The Corinthians were so very concerned with their rights and freedoms. The general discourse in our world surrounding sexual and reproduction ethics is dominated by Corinthian slogans. We focus on our rights, our freedoms to choose, our independence. Don’t fool yourselves, Paul said. We don’t have any rights. Our responsibility is to, as he ends v. 20 – “glorify God in your bodies.” The one question that must always be on our lips is this: will this bring glory to God?

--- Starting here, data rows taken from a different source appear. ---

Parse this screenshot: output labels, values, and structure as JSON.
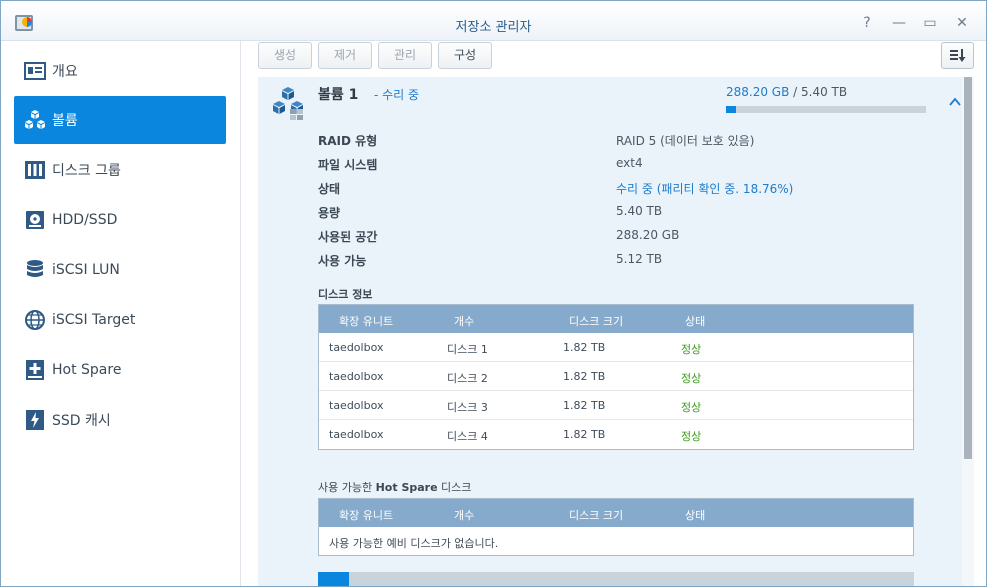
{
  "window": {
    "title": "저장소 관리자",
    "controls": {
      "help": "?",
      "minimize": "—",
      "maximize": "▭",
      "close": "✕"
    }
  },
  "sidebar": {
    "items": [
      {
        "label": "개요",
        "icon": "overview-icon",
        "active": false
      },
      {
        "label": "볼륨",
        "icon": "volume-icon",
        "active": true
      },
      {
        "label": "디스크 그룹",
        "icon": "disk-group-icon",
        "active": false
      },
      {
        "label": "HDD/SSD",
        "icon": "hdd-icon",
        "active": false
      },
      {
        "label": "iSCSI LUN",
        "icon": "iscsi-lun-icon",
        "active": false
      },
      {
        "label": "iSCSI Target",
        "icon": "iscsi-target-icon",
        "active": false
      },
      {
        "label": "Hot Spare",
        "icon": "hot-spare-icon",
        "active": false
      },
      {
        "label": "SSD 캐시",
        "icon": "ssd-cache-icon",
        "active": false
      }
    ]
  },
  "toolbar": {
    "create": "생성",
    "remove": "제거",
    "manage": "관리",
    "configure": "구성"
  },
  "volume": {
    "name": "볼륨 1",
    "status": "- 수리 중",
    "used": "288.20 GB",
    "separator": " / ",
    "total": "5.40 TB",
    "usage_fraction": 0.052,
    "properties": [
      {
        "label": "RAID 유형",
        "value": "RAID 5 (데이터 보호 있음)",
        "link": false
      },
      {
        "label": "파일 시스템",
        "value": "ext4",
        "link": false
      },
      {
        "label": "상태",
        "value": "수리 중 (패리티 확인 중. 18.76%)",
        "link": true
      },
      {
        "label": "용량",
        "value": "5.40 TB",
        "link": false
      },
      {
        "label": "사용된 공간",
        "value": "288.20 GB",
        "link": false
      },
      {
        "label": "사용 가능",
        "value": "5.12 TB",
        "link": false
      }
    ]
  },
  "disk_info": {
    "title": "디스크 정보",
    "columns": [
      "확장 유니트",
      "개수",
      "디스크 크기",
      "상태"
    ],
    "rows": [
      [
        "taedolbox",
        "디스크 1",
        "1.82 TB",
        "정상"
      ],
      [
        "taedolbox",
        "디스크 2",
        "1.82 TB",
        "정상"
      ],
      [
        "taedolbox",
        "디스크 3",
        "1.82 TB",
        "정상"
      ],
      [
        "taedolbox",
        "디스크 4",
        "1.82 TB",
        "정상"
      ]
    ]
  },
  "hot_spare": {
    "title_prefix": "사용 가능한 ",
    "title_bold": "Hot Spare",
    "title_suffix": " 디스크",
    "columns": [
      "확장 유니트",
      "개수",
      "디스크 크기",
      "상태"
    ],
    "empty_message": "사용 가능한 예비 디스크가 없습니다."
  },
  "colors": {
    "accent": "#0a86de",
    "status_ok": "#3d9b1e",
    "link": "#1d7ccd",
    "grid_header": "#86aacb",
    "panel_bg": "#eaf3fa"
  }
}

As we bring this to a close, let me remind you of where Paul started this. He began by reminding them of who they were. And that always brings hope. There is always hope for the sinner, even for the most extreme. Remember the guy from chapter 5 who was committing this terrible sexual sin with his father’s wife, that Paul told them to kick out of the church? In , he tells them to go get him and restore him. Show love to him. Why? Because Jesus shows love to sinners. You were cleansed; you were made holy; you were made right with God. Now go live like it.
COMMUNION
[1] https://www.reuters.com/article/us-golf-masters-woods/redemption-song-tiger-sings-familiar-tune-at-masters-idUSKCN1RQ0R6, accessed 4/23/19 at 9:46am.
[2] Richard B. Hays, First Corinthians, Interpretation, a Bible Commentary for Teaching and Preaching (Louisville, KY: John Knox Press, 1997), 100–101.
[3] David Prior, The Message of 1 Corinthians: Life in the Local Church, The Bible Speaks Today (Leicester, England; Downers Grove, IL: InterVarsity Press, 1985), 87.